Prediction of Eco-Driving Efficiency Score Using Artificial Neural Networks


Yıldırım Ş., Savaş S., Bingöl M. S.

ABANT 6TH INTERNATIONAL CONFERENCE ON CURRENT SCIENTIFIC RESEARCHES, Bolu, Türkiye, 20 - 22 Şubat 2026, ss.75-84, (Tam Metin Bildiri)

  • Yayın Türü: Bildiri / Tam Metin Bildiri
  • Basıldığı Şehir: Bolu
  • Basıldığı Ülke: Türkiye
  • Sayfa Sayıları: ss.75-84
  • Erciyes Üniversitesi Adresli: Evet

Özet

In this study, an Artificial Neural Network (ANN) based prediction model was developed to evaluate eco-driving behaviors, which are critical in terms of environmental sustainability and fuel efficiency. Using the Eco-Driving Behavior Dataset, the overall eco-driving efficiency score of drivers was predicted. Five key features were used as input parameters in the study: rpm variation, harsh braking count, idling time, fuel consumption, and acceleration smoothness.
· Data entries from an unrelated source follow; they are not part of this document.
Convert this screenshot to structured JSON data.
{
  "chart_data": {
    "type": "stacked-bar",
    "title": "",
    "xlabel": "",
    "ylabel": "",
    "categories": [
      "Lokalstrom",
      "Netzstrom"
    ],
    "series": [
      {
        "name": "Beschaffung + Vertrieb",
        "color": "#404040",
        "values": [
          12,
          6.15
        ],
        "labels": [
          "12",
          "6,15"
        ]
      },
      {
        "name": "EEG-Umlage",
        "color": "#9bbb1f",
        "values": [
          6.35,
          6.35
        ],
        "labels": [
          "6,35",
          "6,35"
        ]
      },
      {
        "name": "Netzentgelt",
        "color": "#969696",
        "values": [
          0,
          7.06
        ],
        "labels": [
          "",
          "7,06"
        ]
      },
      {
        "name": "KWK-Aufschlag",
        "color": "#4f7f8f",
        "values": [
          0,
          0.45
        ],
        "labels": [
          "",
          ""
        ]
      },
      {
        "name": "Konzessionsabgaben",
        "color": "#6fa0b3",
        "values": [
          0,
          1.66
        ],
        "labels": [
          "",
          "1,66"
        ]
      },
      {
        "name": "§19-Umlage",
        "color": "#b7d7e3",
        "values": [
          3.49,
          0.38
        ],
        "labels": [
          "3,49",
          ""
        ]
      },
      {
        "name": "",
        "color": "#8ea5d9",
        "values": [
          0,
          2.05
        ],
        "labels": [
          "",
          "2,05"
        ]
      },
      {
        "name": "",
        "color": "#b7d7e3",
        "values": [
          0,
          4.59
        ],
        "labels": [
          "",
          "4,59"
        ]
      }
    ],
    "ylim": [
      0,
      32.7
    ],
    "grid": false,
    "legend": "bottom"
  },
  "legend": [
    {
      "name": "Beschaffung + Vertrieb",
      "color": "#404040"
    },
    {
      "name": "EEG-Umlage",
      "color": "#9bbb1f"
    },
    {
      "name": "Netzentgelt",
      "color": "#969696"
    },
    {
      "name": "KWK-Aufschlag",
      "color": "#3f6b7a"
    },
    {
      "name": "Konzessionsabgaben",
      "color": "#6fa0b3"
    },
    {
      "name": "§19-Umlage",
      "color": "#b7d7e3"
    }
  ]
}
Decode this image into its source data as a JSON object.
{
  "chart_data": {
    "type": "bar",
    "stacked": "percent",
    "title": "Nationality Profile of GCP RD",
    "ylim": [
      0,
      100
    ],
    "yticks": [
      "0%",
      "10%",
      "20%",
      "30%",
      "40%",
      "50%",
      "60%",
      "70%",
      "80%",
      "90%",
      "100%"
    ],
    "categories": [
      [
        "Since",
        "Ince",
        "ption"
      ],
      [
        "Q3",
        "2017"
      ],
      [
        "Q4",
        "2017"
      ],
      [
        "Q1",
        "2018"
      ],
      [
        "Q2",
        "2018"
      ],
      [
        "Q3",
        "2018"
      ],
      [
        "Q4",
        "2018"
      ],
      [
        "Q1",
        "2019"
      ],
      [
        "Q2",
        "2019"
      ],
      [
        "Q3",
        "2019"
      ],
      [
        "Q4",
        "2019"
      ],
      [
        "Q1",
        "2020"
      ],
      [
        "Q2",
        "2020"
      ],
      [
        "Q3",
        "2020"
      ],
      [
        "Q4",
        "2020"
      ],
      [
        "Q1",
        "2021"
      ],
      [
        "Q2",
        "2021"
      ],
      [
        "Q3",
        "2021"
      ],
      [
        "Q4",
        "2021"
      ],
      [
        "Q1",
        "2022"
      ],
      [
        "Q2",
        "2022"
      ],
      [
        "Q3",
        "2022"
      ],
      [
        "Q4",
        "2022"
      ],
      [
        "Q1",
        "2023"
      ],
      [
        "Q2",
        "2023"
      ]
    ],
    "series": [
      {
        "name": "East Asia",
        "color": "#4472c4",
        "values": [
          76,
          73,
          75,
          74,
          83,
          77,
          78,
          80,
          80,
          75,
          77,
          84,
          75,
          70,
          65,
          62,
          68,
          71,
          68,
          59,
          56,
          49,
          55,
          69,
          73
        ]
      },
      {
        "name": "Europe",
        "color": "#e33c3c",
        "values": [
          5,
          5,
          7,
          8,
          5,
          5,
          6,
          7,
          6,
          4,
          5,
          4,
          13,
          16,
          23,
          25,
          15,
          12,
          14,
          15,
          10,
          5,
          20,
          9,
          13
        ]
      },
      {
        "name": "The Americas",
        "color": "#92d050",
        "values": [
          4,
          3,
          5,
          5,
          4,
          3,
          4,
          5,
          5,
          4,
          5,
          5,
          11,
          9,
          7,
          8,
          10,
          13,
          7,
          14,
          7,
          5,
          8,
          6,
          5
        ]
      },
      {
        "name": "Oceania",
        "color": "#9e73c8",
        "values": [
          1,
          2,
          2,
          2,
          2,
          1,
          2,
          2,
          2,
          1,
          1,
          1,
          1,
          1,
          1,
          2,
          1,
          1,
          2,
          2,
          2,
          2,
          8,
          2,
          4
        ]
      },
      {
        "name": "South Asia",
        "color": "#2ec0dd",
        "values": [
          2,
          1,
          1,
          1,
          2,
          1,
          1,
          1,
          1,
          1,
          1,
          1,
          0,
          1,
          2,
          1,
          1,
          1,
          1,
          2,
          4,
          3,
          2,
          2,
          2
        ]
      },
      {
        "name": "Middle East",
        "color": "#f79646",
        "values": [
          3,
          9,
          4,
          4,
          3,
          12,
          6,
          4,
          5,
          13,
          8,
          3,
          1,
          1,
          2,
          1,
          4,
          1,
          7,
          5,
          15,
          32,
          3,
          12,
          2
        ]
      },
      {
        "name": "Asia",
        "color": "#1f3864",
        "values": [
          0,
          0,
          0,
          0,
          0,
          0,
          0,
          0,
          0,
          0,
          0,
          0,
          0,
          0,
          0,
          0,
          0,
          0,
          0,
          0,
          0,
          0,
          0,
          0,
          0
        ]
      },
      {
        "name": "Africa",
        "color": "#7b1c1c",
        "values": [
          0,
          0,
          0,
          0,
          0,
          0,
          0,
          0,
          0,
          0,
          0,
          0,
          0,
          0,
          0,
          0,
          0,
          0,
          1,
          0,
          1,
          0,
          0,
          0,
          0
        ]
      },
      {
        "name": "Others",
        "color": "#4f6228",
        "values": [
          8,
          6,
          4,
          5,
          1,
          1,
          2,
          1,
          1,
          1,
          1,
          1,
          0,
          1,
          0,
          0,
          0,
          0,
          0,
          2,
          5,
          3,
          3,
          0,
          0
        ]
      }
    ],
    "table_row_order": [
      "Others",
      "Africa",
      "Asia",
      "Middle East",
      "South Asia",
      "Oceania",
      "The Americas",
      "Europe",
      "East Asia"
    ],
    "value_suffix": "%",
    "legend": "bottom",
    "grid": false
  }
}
The dataset was scaled to the [0, 1] range using the min-max normalization method and divided into three subsets: 70% training, 15% validation, and 15% testing. A multilayer feedforward ANN model with a 5-8-15-8-1 architecture was designed for the study. This architecture consists of five input neurons, three hidden layers (with 8, 15, and 8 neurons, respectively), and one output neuron. Three different algorithms were used to train the model: Levenberg-Marquardt, Scaled Conjugate Gradient, and Resilient Backpropagation. The Mean Square Error (MSE), Root Mean Square Error (RMSE), Mean Absolute Error (MAE), and Coefficient of Determination (R²) metrics were used for performance evaluation. Experimental results have shown that all three training algorithms provide high prediction accuracy. Actual and predicted values were compared on 50 randomly selected samples from the test set, demonstrating that the model can successfully predict eco-driving scores. This study demonstrates that machine learning techniques can be used as an effective tool for analyzing driving behavior and evaluating eco-friendly driving habits. The developed model is applicable in intelligent transportation systems and driver feedback systems.